Nicholas A Sumpter (1), Brenda Kischkel (1), Suzanne Ruijten (1), Hang-Korng Ea (2), Leo A.B. Joosten (1,3)
Affiliation(s):
1. Department of Internal Medicine, Radboud University Medical Center, Nijmegen, Netherlands
2. Department of Rheumatology, Lariboisierre Hospital, Paris, France
3. Department of Medical Genetics, Iuliu Hatieganu University of Medicine and Pharmacy, Cluj-Napoca, Romania
Objectives: The extent of immune response to crystal deposition likely influences the onset and severity of crystal-associated diseases. We observe a marked variability in cytokine production during ex vivo stimulation assays with crystal-related stimuli. Therefore, we aimed to quantify the contribution of genetic and non-genetic factors to the variability in peripheral blood mononuclear cell (PBMC) cytokine response to crystal-related stimuli seen between individuals.
Methodology: We used data from the 200FG cohort, including a total of 547 healthy participants from the Netherlands. Each year, approximately 200 of these participants have blood collected, then PBMCs are isolated prior to stimulation with a variety of stimuli for 24h or 7 days. Various cytokines are measured in the supernatants from these stimulation assays using ELISA. We also have whole genome genotyping data on 431 of the 547 participants.
For this study, data from the 2017, 2018, and 2023 cohorts were included (N = 152, 201, and 194 respectively). The 2017 cohort included stimulation with C16 fatty acid (a TLR agonist) alone, or in combination with monosodium urate (MSU) crystals. The 2018 cohort included stimulation with lipopolysaccharide (LPS), basic calcium phosphate (BCP) crystals, and the combination. The 2023 cohort included stimulation with LPS, calcium pyrophosphate (mCPPD) crystals, and the combination. All stimulants were prepared in a single batch, all stimulations were 24 hours long, and in all years IL-1β, IL-6, and IL-1RA were measured in the supernatant.
For each cytokine/stimulus pair, we first performed a GWAS, then we measured the percentage of variance explained (R2) by age, gender, PBMC lymphocyte:monocyte ratio, PBMC neutrophil percentage, date of stimulation, and polygenic risk scores comprised of all independent variants associated at P < 10-5 after adjusting for all other variables listed. We excluded any cytokine/stimulus pairs with more than 25% of data at the lower limit of detection.
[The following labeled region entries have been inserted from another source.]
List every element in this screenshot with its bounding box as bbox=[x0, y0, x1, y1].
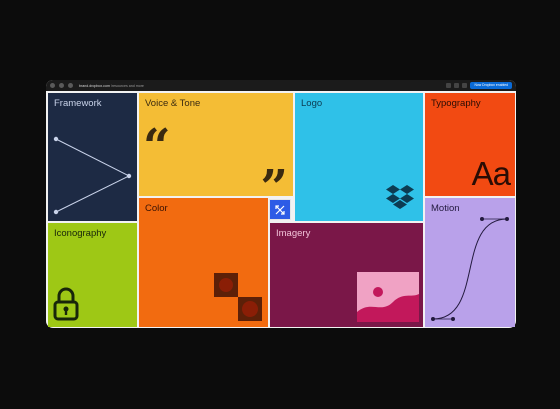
lock-icon bbox=[53, 287, 79, 321]
typography-sample: Aa bbox=[471, 155, 511, 192]
tile-iconography[interactable]: Iconography bbox=[48, 223, 137, 327]
color-swatches-icon bbox=[214, 273, 262, 321]
forward-icon[interactable] bbox=[59, 83, 64, 88]
framework-graph-icon bbox=[53, 136, 132, 215]
tile-motion[interactable]: Motion bbox=[425, 198, 515, 327]
reload-icon[interactable] bbox=[68, 83, 73, 88]
image-icon bbox=[357, 272, 419, 322]
open-quote-icon: “ bbox=[143, 119, 171, 175]
action-button[interactable]: Now Dropbox enabled bbox=[470, 82, 512, 89]
address-bar[interactable]: brand.dropbox.com /resources and more bbox=[79, 84, 144, 88]
tile-color[interactable]: Color bbox=[139, 198, 268, 327]
tile-label: Typography bbox=[431, 98, 481, 109]
expand-button[interactable] bbox=[269, 199, 291, 220]
arrows-icon bbox=[275, 205, 285, 215]
extension-icon[interactable] bbox=[446, 83, 452, 88]
back-icon[interactable] bbox=[50, 83, 55, 88]
motion-curve-icon bbox=[431, 217, 509, 321]
tile-label: Voice & Tone bbox=[145, 98, 201, 109]
menu-icon[interactable] bbox=[462, 83, 468, 88]
tile-framework[interactable]: Framework bbox=[48, 93, 137, 221]
close-quote-icon: ” bbox=[260, 160, 288, 196]
browser-toolbar: brand.dropbox.com /resources and more No… bbox=[46, 80, 516, 91]
tile-typography[interactable]: Typography Aa bbox=[425, 93, 515, 196]
share-icon[interactable] bbox=[454, 83, 460, 88]
tile-imagery[interactable]: Imagery bbox=[270, 223, 423, 327]
dropbox-logo-icon bbox=[386, 185, 414, 209]
tile-logo[interactable]: Logo bbox=[295, 93, 423, 221]
tile-label: Imagery bbox=[276, 228, 311, 239]
tile-label: Logo bbox=[301, 98, 323, 109]
tile-voice-tone[interactable]: Voice & Tone “ ” bbox=[139, 93, 293, 196]
tile-label: Iconography bbox=[54, 228, 107, 239]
Findings: We found similar synergistic IL-1β response patterns for all three crystals, though the other cytokine responses were inconsistent (Figure 1). We found that the percentage of variance explained for any factor was highly variable between cytokines and stimuli (Figure 2). Notably, PBMC lymphocyte:monocyte ratio explained up to 42% (median 5%) of variance in cytokine response, and date of stimulation explained up to 63% (median 11%). Date of stimulation was an important confounder for many cytokine responses. The polygenic risk scores explained up to 64% (median 16%) of variance, highlighting the importance of individual genetics in cytokine response.
Significance: This study highlights the importance of genetics, PBMC cell composition, and stimulation batches in determining the extent to which an individual responds to a stimulus. It therefore seems likely that individuals who are predisposed either genetically or environmentally to have higher cell counts of monocytes relative to lymphocytes could be at higher risk for developing diseases such as gout, osteoarthritis, or CPPD disease. Additionally, the genetic associations likely implicate modified cell signalling pathways in response to stimulation. The small explanatory power of gender also suggests that the gender differences seen in crystal arthritis disease frequencies may primarily result from non-inflammatory components of the diseases such as serum urate or phosphate/pyrophosphate concentrations.